Muggers tend to bask in the sun in the mornings and evenings since they are poikilothermic reptiles whose internal temperature varies considerably; they require external heat to regulate body temperature. They also dig burrows and rest in them for the same reason. Predictably, they are highly protective of their burrows and can become ferocious when threatened. One morning, I watched a mugger swim ashore and then waddle off into the bushes adopting a “high walk” where its body and much of its tail were above ground. I was told muggers use this method to climb up steep banks and cross uneven, rocky land, and sometimes, even to trek considerable distances. In another instance, I saw one slowly and quietly belly crawl, much like a lizard, down the bank and into the water.

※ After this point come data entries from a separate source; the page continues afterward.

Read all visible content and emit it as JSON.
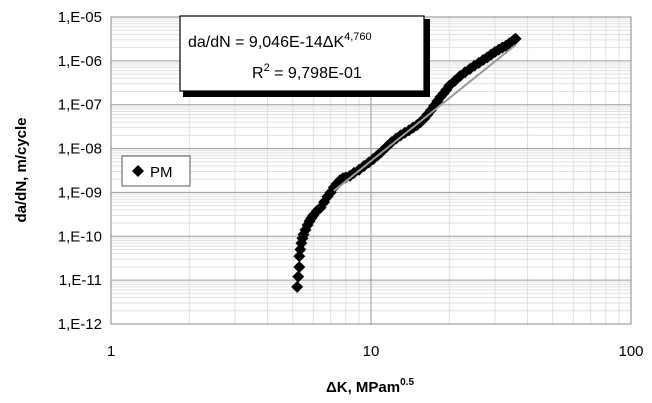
{
  "chart_data": {
    "type": "scatter",
    "xscale": "log",
    "yscale": "log",
    "xlim": [
      1,
      100
    ],
    "ylim": [
      1e-12,
      1e-05
    ],
    "grid": true,
    "legend_position": "left",
    "xlabel": "ΔK, MPam",
    "xlabel_sup": "0.5",
    "ylabel": "da/dN, m/cycle",
    "x_tick_labels": [
      "1",
      "10",
      "100"
    ],
    "y_tick_labels": [
      "1,E-12",
      "1,E-11",
      "1,E-10",
      "1,E-09",
      "1,E-08",
      "1,E-07",
      "1,E-06",
      "1,E-05"
    ],
    "annotation": {
      "equation_main": "da/dN = 9,046E-14ΔK",
      "equation_exp": "4,760",
      "r2_label": "R",
      "r2_sup": "2",
      "r2_value": " = 9,798E-01"
    },
    "series": [
      {
        "name": "PM",
        "color": "#000000",
        "marker": "diamond",
        "x": [
          5.2,
          5.25,
          5.3,
          5.3,
          5.35,
          5.4,
          5.45,
          5.5,
          5.6,
          5.7,
          5.8,
          5.9,
          6.0,
          6.2,
          6.4,
          6.6,
          6.8,
          7.0,
          7.2,
          7.4,
          7.6,
          7.8,
          8.0,
          8.3,
          8.6,
          9.0,
          9.4,
          9.8,
          10.2,
          10.6,
          11.0,
          11.5,
          12.0,
          12.5,
          13.0,
          13.5,
          14.0,
          14.5,
          15.0,
          15.5,
          16.0,
          16.5,
          17.0,
          17.5,
          18.0,
          18.5,
          19.0,
          19.5,
          20.0,
          21.0,
          22.0,
          23.0,
          24.0,
          25.0,
          26.0,
          27.0,
          28.0,
          29.0,
          30.0,
          31.0,
          32.0,
          33.0,
          34.0,
          35.0,
          35.5,
          36.0
        ],
        "y": [
          7e-12,
          1.2e-11,
          2e-11,
          3.5e-11,
          5e-11,
          7e-11,
          9e-11,
          1.1e-10,
          1.4e-10,
          1.8e-10,
          2.2e-10,
          2.6e-10,
          3e-10,
          3.8e-10,
          4.5e-10,
          6e-10,
          8e-10,
          1e-09,
          1.3e-09,
          1.6e-09,
          1.9e-09,
          2.1e-09,
          2.2e-09,
          2.4e-09,
          2.8e-09,
          3.3e-09,
          4e-09,
          4.8e-09,
          5.8e-09,
          7e-09,
          8.5e-09,
          1.1e-08,
          1.4e-08,
          1.7e-08,
          2e-08,
          2.3e-08,
          2.6e-08,
          3e-08,
          3.4e-08,
          4e-08,
          4.8e-08,
          6e-08,
          7.5e-08,
          9.5e-08,
          1.2e-07,
          1.5e-07,
          1.8e-07,
          2.2e-07,
          2.7e-07,
          3.5e-07,
          4.5e-07,
          5.5e-07,
          6.5e-07,
          7.8e-07,
          9e-07,
          1.05e-06,
          1.2e-06,
          1.4e-06,
          1.6e-06,
          1.8e-06,
          2e-06,
          2.2e-06,
          2.5e-06,
          2.8e-06,
          3e-06,
          3.2e-06
        ]
      }
    ],
    "fit_line": {
      "coefficient": 9.046e-14,
      "exponent": 4.76,
      "x_range": [
        7.2,
        36
      ],
      "color": "#9a9a9a"
    }
  }
}
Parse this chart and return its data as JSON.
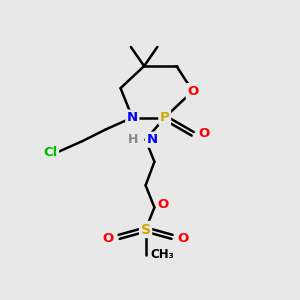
{
  "background_color": "#e8e8e8",
  "bond_color": "#000000",
  "atom_colors": {
    "N": "#0000ff",
    "O": "#ff0000",
    "P": "#ccaa00",
    "S": "#ccaa00",
    "Cl": "#00bb00",
    "H": "#888888",
    "C": "#000000"
  },
  "figsize": [
    3.0,
    3.0
  ],
  "dpi": 100
}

Muggers are opportunistic carnivores, known to eat anything smaller than them, including other crocodiles. Often called ambush predators that stay extremely still until it’s time to strike, they are agile enough to catch fish, birds, and bats that come to the water’s surface. When on the ground or floating on water, they depend on their eyes, ears, and nose; while submerged, they rely on the skin, which is so uniquely sensitive that it can detect change in pH value of the water.
That morning, as the boat returned and docked at the jetty, a sudden movement on the opposite bank caught my eye. Before I could discern what it was, a loud splash broke the silence. I stepped off the boat and hastily climbed to higher ground. As much as it was a fascinating creature, I felt it best to avoid a close encounter of the mugger kind.